Moulton: Ohio State's fiasco started at the top

How did Ohio State think it was not going to get a one-year bowl ban?

Buckeye Nation is largely miffed that the NCAA went this far in penalizing it because of the Jim Tressel-induced mayhem in 2010.

Ohio State University believed the problem was head coach Jim Tressel -- and Tressel alone -- therefore, since it fired him, why should it be penalized any further?

Because the NCAA concluded that it was not just Tressel -- and Tressel alone -- who was not doing the right thing at Ohio State.

The NCAA went so far as to send Ohio State a report on Nov. 3 telling the school what it had concluded, and why.

If anyone in authority had read the report carefully they would have at the very least said, "Uh, guys, the self-imposed five-scholarship reduction along with forfeiting all the wins and bowl profits (roughly $350,000) of 2010 is probably not going to be enough."

The NCAA handed a two-year bowl ban to Southern California after it concluded only that the Trojans "should have known" about Reggie Bush receiving cash and gifts from an outside source while at school.

Was it really out of the realm of possibility that the NCAA would hit Ohio State with a one-year bowl ban for its own improper gifts scandal (no matter how ridiculously minor the gifts)?

Hardly.

But even if Ohio State was convinced there was no way the NCAA could ban the Buckeyes from a bowl in 2012, it never should have rolled the dice and bet on it.

Ohio State should have ensured that the damage to the football program from Tressel ended in 2011. It should have, like the University of Miami, voluntarily banned itself from any bowl games this year.

Miami volunteered to sit this bowl season out before its final game of the year, when the Canes were 6-5. Why didn't Ohio State do the same thing? By late November, Ohio State was also 6-5. The Buckeyes knew they were going to hire Urban Meyer and their likely bowl destination was the Gator Bowl.

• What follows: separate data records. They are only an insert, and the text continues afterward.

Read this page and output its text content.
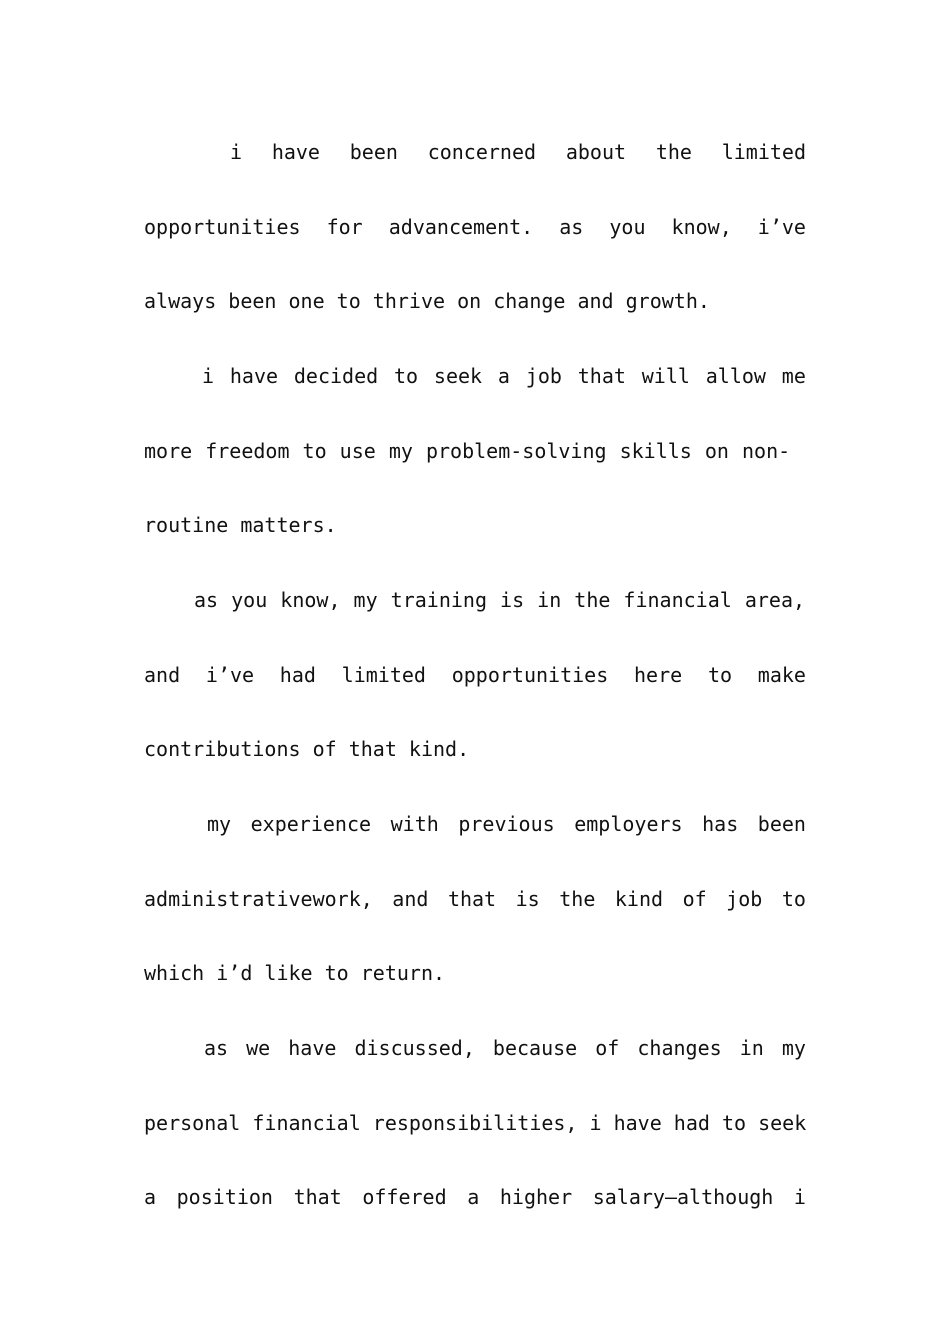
i have been concerned about the limited
opportunities for advancement. as you know, i’ve
always been one to thrive on change and growth.
i have decided to seek a job that will allow me
more freedom to use my problem-solving skills on non-
routine matters.
as you know, my training is in the financial area,
and i’ve had limited opportunities here to make
contributions of that kind.
my experience with previous employers has been
administrativework, and that is the kind of job to
which i’d like to return.
as we have discussed, because of changes in my
personal financial responsibilities, i have had to seek
a position that offered a higher salary–although i
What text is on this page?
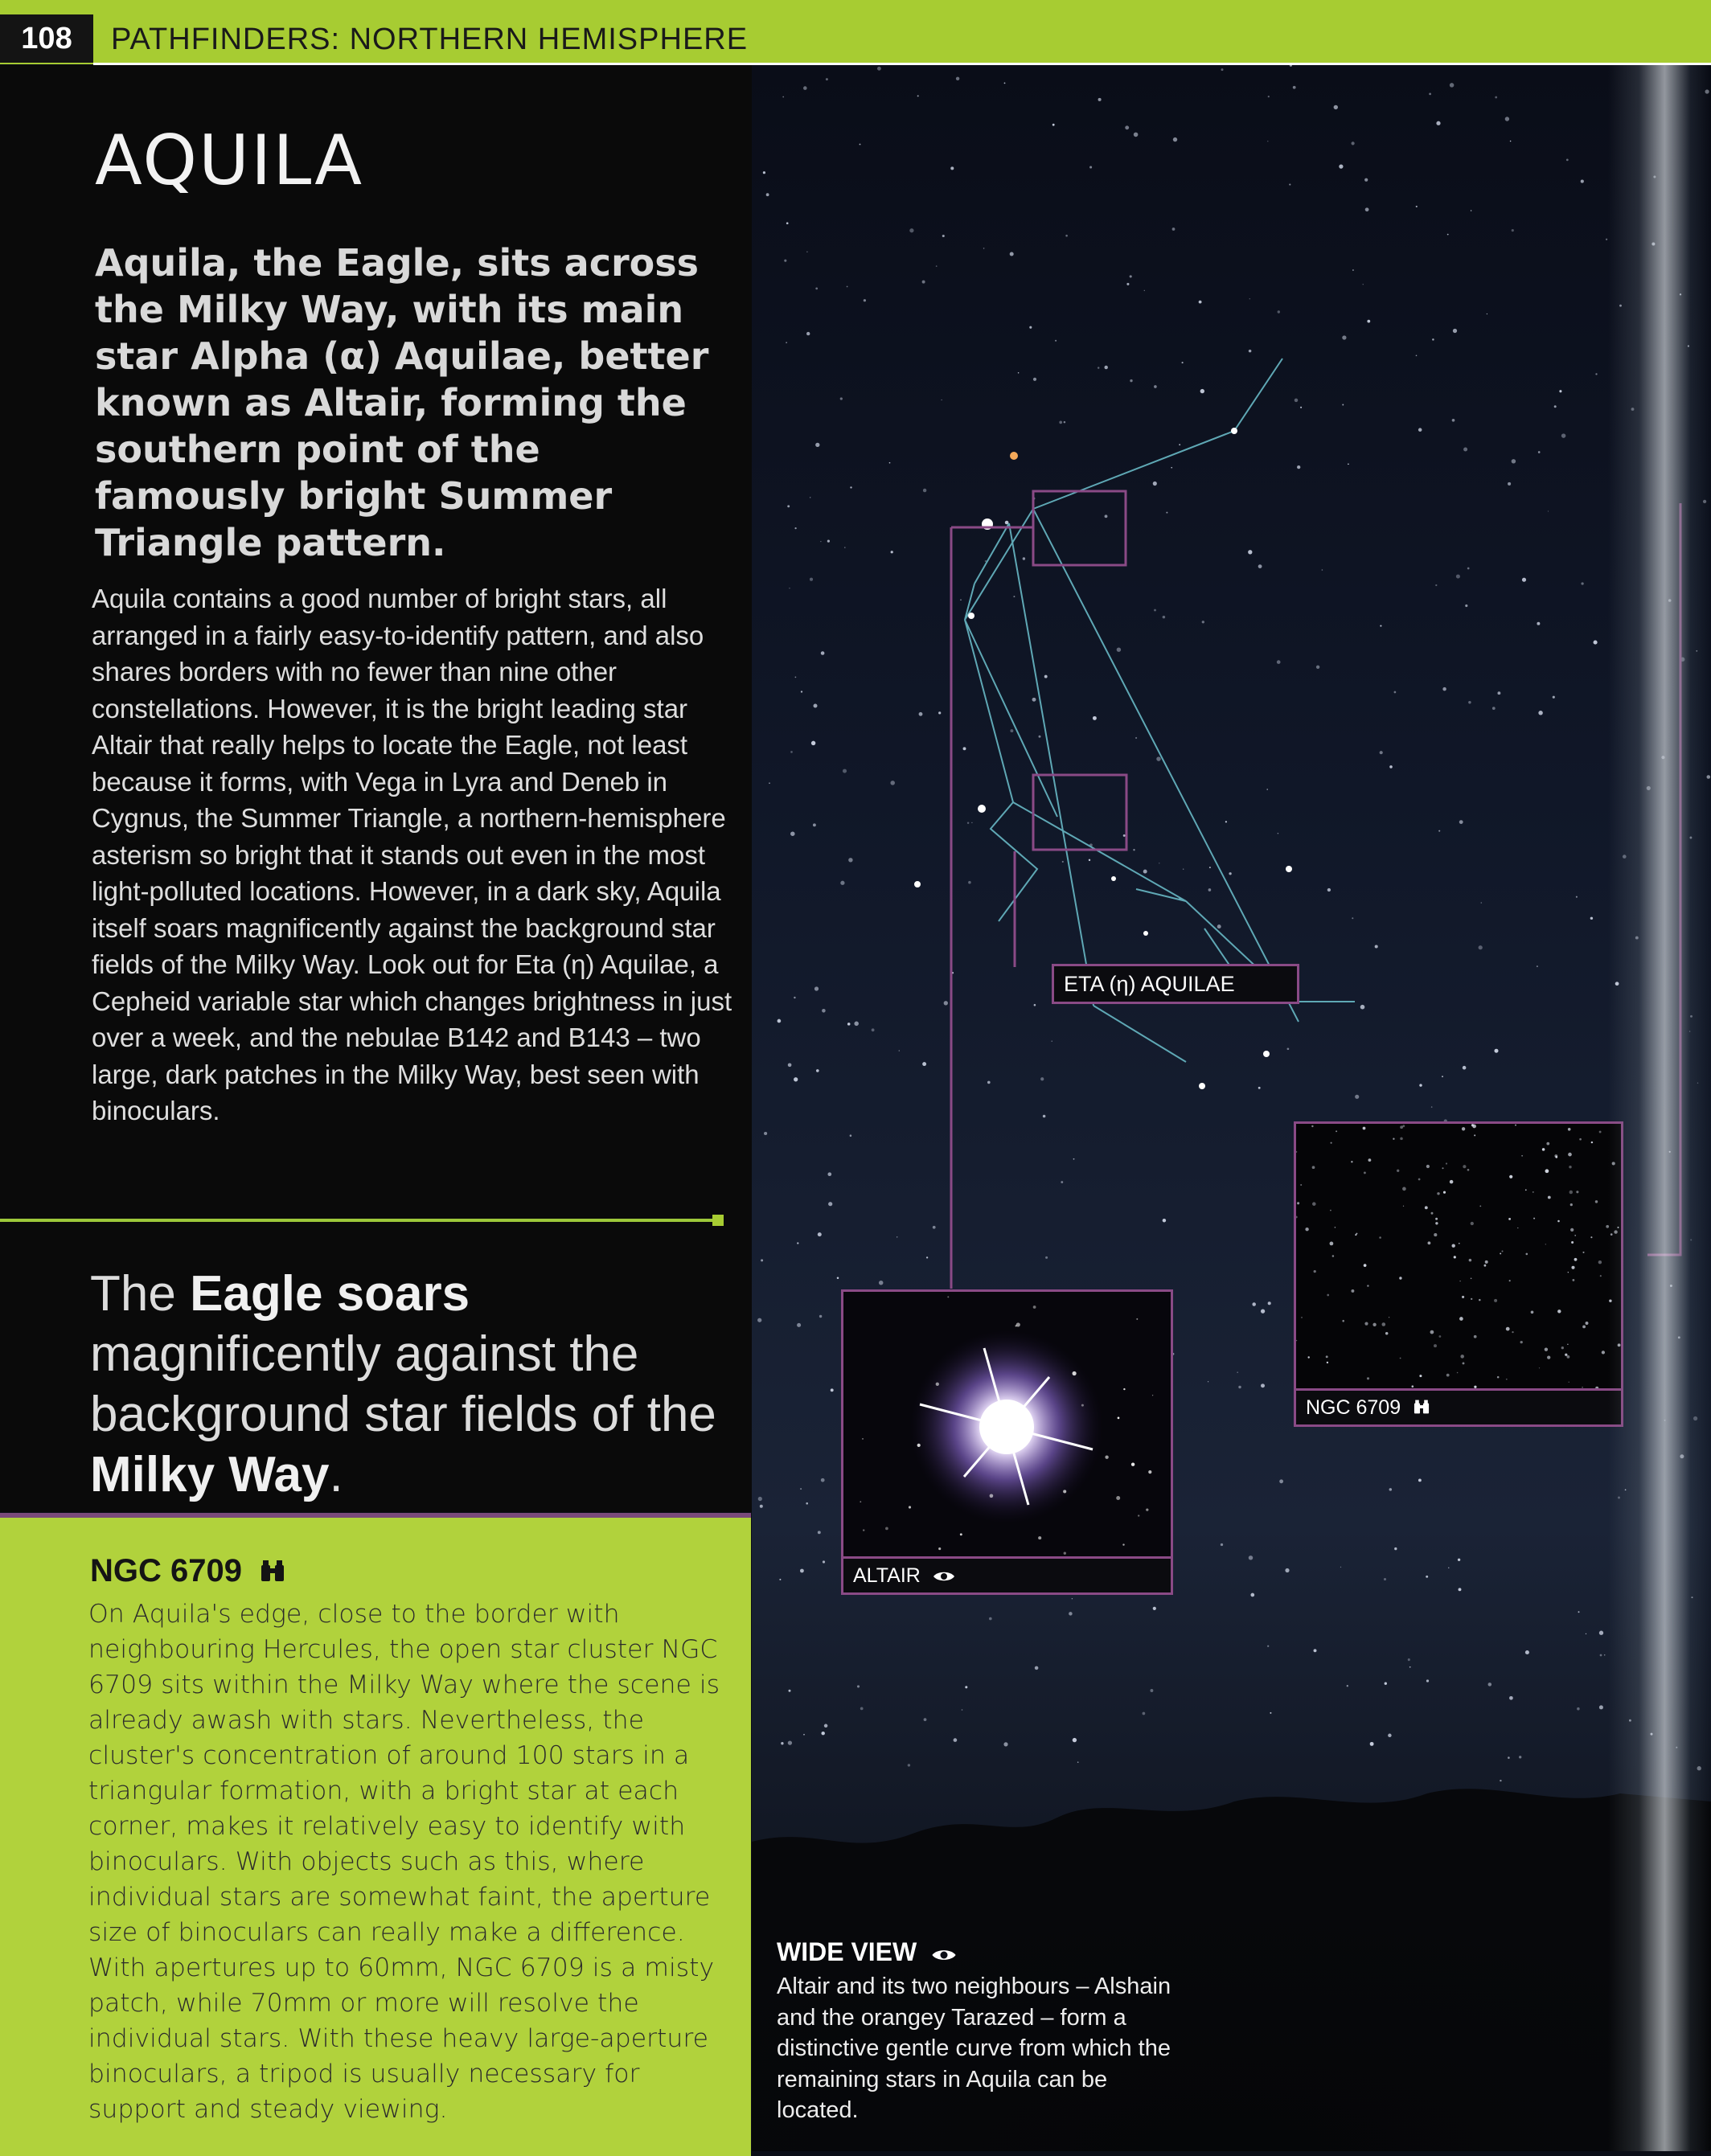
108	PATHFINDERS: NORTHERN HEMISPHERE
AQUILA

Aquila, the Eagle, sits across the Milky Way, with its main star Alpha (α) Aquilae, better known as Altair, forming the southern point of the famously bright Summer Triangle pattern.

Aquila contains a good number of bright stars, all arranged in a fairly easy-to-identify pattern, and also shares borders with no fewer than nine other constellations. However, it is the bright leading star Altair that really helps to locate the Eagle, not least because it forms, with Vega in Lyra and Deneb in Cygnus, the Summer Triangle, a northern-hemisphere asterism so bright that it stands out even in the most light-polluted locations. However, in a dark sky, Aquila itself soars magnificently against the background star fields of the Milky Way. Look out for Eta (η) Aquilae, a Cepheid variable star which changes brightness in just over a week, and the nebulae B142 and B143 – two large, dark patches in the Milky Way, best seen with binoculars.

The Eagle soars magnificently against the background star fields of the Milky Way.

NGC 6709

On Aquila's edge, close to the border with neighbouring Hercules, the open star cluster NGC 6709 sits within the Milky Way where the scene is already awash with stars. Nevertheless, the cluster's concentration of around 100 stars in a triangular formation, with a bright star at each corner, makes it relatively easy to identify with binoculars. With objects such as this, where individual stars are somewhat faint, the aperture size of binoculars can really make a difference. With apertures up to 60mm, NGC 6709 is a misty patch, while 70mm or more will resolve the individual stars. With these heavy large-aperture binoculars, a tripod is usually necessary for support and steady viewing.

ETA (η) AQUILAE
NGC 6709
ALTAIR
WIDE VIEW

Altair and its two neighbours – Alshain and the orangey Tarazed – form a distinctive gentle curve from which the remaining stars in Aquila can be located.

Athletic director Gene Smith risked the 2012 season because he couldn't live without the money and exposure from the Gator Bowl?

If Buckeye Nation is miffed at anyone it needs to direct the frustration toward Smith. The NCAA was pretty lenient considering that the football team used players who broke NCAA rules and would have been ineligible had the Buckeyes reported them. The athletic director allowed them to play in last year's Sugar Bowl, because technically he could, even though it made a mockery of college football.

Not exactly a no-tolerance policy.

The bowl ban eliminates the Rose Bowl as a possibility, and makes the Buckeyes ineligible for the Big Ten championship game next year. Ohio State in 2012 is the USC of 2011.

It can be a spoiler, period.

So, Buckeye Nation, tell your athletic director how much you enjoyed the Gator Bowl, because you sure didn't want this season to end a month early -- especially now that the 2012 season is all but over in 2011, too.

(David Moulton is a sports radio talk show host and writes for the Naples Daily News in Florida.)